Flügel's book Psychoanalytic Study of the Family (1921) was acclaimed by Eric Berne for its insights into the Oedipus complex. He also published Men and their Motives (1934) and The Psychology of Clothes (1930), the latter continuing to influence thinking on the subject into the 21st century.

In Man, Morals and Society (1945), Flugel charted a movement from egocentrism to social awareness by way of what he saw as a hierarchy of expanding loyalties. Reaching back to his old mentor, he also highlighted “the distinction that McDougall has sometimes made between an 'ideal', which is little more than an intellectual assent to a moral proposition, and a 'sentiment', which involves a real mobilisation”.

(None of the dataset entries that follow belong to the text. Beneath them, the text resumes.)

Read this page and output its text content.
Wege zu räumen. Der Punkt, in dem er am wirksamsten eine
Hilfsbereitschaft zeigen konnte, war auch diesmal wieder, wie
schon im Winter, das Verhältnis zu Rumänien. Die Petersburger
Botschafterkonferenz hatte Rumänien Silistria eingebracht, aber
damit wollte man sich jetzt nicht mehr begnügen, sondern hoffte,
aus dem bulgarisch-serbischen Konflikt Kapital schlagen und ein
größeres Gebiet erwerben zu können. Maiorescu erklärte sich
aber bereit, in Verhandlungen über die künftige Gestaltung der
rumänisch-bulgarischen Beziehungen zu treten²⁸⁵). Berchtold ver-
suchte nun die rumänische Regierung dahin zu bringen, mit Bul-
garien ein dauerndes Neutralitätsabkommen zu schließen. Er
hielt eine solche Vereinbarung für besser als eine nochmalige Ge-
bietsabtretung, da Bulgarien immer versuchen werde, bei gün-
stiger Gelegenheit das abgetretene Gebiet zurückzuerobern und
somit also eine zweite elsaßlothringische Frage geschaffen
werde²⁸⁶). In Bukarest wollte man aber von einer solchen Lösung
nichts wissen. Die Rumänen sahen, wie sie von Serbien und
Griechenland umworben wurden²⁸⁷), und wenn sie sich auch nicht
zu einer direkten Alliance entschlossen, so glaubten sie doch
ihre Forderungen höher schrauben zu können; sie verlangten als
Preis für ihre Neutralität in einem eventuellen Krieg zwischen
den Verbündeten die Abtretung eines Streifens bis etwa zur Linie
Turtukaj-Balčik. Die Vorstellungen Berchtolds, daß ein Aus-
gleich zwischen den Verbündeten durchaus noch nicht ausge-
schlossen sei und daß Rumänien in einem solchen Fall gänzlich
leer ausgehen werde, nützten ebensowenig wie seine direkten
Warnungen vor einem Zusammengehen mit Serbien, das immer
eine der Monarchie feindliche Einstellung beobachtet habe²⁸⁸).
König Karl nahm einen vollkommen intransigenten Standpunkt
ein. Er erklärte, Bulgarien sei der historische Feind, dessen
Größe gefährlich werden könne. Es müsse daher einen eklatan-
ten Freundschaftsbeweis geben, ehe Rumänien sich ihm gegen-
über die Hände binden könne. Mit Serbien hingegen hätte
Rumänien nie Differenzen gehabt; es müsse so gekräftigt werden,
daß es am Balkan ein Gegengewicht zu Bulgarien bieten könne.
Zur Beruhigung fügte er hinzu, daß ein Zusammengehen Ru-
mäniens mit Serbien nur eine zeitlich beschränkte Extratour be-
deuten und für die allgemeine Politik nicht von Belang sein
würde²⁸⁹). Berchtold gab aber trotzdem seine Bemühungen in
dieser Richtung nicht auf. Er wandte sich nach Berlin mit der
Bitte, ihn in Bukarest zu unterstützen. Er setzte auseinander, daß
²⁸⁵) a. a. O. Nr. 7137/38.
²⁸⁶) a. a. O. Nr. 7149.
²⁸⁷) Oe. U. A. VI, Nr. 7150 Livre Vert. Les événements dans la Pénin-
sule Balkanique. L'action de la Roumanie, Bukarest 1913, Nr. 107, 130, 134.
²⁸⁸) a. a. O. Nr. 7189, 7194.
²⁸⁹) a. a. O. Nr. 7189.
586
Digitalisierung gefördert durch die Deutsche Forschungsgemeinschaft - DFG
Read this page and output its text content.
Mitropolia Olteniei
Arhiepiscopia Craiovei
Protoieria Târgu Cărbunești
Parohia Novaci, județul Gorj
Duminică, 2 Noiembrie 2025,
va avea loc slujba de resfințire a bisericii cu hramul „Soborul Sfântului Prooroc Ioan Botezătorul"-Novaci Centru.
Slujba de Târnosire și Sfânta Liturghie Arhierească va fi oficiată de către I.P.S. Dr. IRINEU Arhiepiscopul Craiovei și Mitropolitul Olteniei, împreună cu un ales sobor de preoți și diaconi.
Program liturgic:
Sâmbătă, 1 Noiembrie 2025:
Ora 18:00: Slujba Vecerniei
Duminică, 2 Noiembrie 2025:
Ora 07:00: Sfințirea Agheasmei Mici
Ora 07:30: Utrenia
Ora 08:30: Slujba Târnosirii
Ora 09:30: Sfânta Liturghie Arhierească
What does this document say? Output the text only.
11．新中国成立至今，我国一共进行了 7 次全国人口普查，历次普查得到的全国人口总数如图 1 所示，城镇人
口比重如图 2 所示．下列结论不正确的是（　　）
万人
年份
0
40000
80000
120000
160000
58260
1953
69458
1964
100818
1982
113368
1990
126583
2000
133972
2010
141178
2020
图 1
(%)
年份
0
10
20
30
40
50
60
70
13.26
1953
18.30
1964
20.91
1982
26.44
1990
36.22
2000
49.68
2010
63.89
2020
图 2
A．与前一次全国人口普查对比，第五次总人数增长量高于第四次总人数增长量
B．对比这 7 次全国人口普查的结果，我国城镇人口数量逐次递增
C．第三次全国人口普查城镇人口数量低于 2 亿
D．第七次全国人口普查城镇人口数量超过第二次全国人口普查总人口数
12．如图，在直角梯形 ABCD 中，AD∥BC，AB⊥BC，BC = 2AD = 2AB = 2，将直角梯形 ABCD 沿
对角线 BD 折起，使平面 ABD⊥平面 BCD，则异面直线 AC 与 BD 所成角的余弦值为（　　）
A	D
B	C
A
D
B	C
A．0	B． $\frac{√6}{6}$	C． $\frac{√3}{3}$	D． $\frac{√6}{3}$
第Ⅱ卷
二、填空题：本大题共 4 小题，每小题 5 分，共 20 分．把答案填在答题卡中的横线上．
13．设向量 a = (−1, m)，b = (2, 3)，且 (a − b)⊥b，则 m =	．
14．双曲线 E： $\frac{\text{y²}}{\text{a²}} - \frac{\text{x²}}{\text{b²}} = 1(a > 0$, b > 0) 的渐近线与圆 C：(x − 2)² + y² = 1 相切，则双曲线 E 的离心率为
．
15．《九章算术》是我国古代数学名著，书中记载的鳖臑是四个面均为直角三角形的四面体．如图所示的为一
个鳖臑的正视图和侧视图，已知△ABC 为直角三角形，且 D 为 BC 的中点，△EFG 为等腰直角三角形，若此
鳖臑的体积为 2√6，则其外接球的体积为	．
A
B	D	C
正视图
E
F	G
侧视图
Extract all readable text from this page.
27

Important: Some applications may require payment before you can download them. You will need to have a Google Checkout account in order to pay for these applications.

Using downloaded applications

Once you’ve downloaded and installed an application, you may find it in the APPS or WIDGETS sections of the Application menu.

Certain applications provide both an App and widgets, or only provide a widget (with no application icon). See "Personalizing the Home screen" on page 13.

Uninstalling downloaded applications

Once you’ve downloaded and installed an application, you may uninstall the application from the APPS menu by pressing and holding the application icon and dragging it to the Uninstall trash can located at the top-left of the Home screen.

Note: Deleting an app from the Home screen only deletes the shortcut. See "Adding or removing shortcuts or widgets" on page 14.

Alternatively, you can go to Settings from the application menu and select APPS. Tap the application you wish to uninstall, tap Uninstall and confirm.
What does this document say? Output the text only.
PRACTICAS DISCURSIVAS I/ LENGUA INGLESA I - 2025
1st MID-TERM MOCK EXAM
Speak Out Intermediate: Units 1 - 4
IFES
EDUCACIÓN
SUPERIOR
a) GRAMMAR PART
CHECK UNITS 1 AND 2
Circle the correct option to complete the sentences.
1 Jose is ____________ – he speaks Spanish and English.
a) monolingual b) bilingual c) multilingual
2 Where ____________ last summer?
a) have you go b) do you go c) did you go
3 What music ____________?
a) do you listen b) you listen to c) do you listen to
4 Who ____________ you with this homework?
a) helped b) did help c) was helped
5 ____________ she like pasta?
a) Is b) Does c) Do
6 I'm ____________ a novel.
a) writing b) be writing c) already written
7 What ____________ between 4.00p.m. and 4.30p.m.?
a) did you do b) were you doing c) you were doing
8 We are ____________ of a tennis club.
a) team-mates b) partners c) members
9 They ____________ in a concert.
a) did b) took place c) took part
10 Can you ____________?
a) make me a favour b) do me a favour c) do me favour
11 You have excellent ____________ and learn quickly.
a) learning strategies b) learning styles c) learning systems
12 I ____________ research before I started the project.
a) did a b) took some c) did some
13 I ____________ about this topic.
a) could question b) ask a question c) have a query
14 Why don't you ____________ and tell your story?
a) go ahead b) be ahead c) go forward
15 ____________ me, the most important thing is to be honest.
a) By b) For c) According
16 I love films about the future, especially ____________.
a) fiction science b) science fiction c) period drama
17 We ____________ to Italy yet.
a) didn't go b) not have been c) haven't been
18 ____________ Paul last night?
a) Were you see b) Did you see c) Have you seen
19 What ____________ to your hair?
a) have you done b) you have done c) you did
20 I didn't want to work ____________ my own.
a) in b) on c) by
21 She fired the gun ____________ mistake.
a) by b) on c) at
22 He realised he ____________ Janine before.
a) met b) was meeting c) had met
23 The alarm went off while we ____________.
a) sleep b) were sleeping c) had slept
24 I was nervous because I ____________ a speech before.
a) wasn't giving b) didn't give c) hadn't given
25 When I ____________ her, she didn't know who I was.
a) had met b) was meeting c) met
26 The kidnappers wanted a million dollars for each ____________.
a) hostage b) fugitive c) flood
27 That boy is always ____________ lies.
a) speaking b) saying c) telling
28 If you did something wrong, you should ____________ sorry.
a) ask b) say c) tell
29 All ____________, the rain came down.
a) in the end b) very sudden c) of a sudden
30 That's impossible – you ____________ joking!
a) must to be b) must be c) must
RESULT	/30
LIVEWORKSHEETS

He coined the phrase "Great Male Renunciation" (Grande Renonciation masculine) in 1930, referring to the historical phenomenon at the end of the 18th century in which wealthy Western men stopped using bright colors, elaborate shapes and variety in their dress, which were left to women's clothing. Instead, men concentrated on minute differences of cut, and the quality of the plain cloth. It is considered a major turning point in the history of clothing, in which the men relinquished their claim to adornment and beauty.

==Personal life==
In 1913 Flügel married Ingeborg Klingberg, who also became a psychoanalyst. They had one daughter. Flügel died in London in 1955.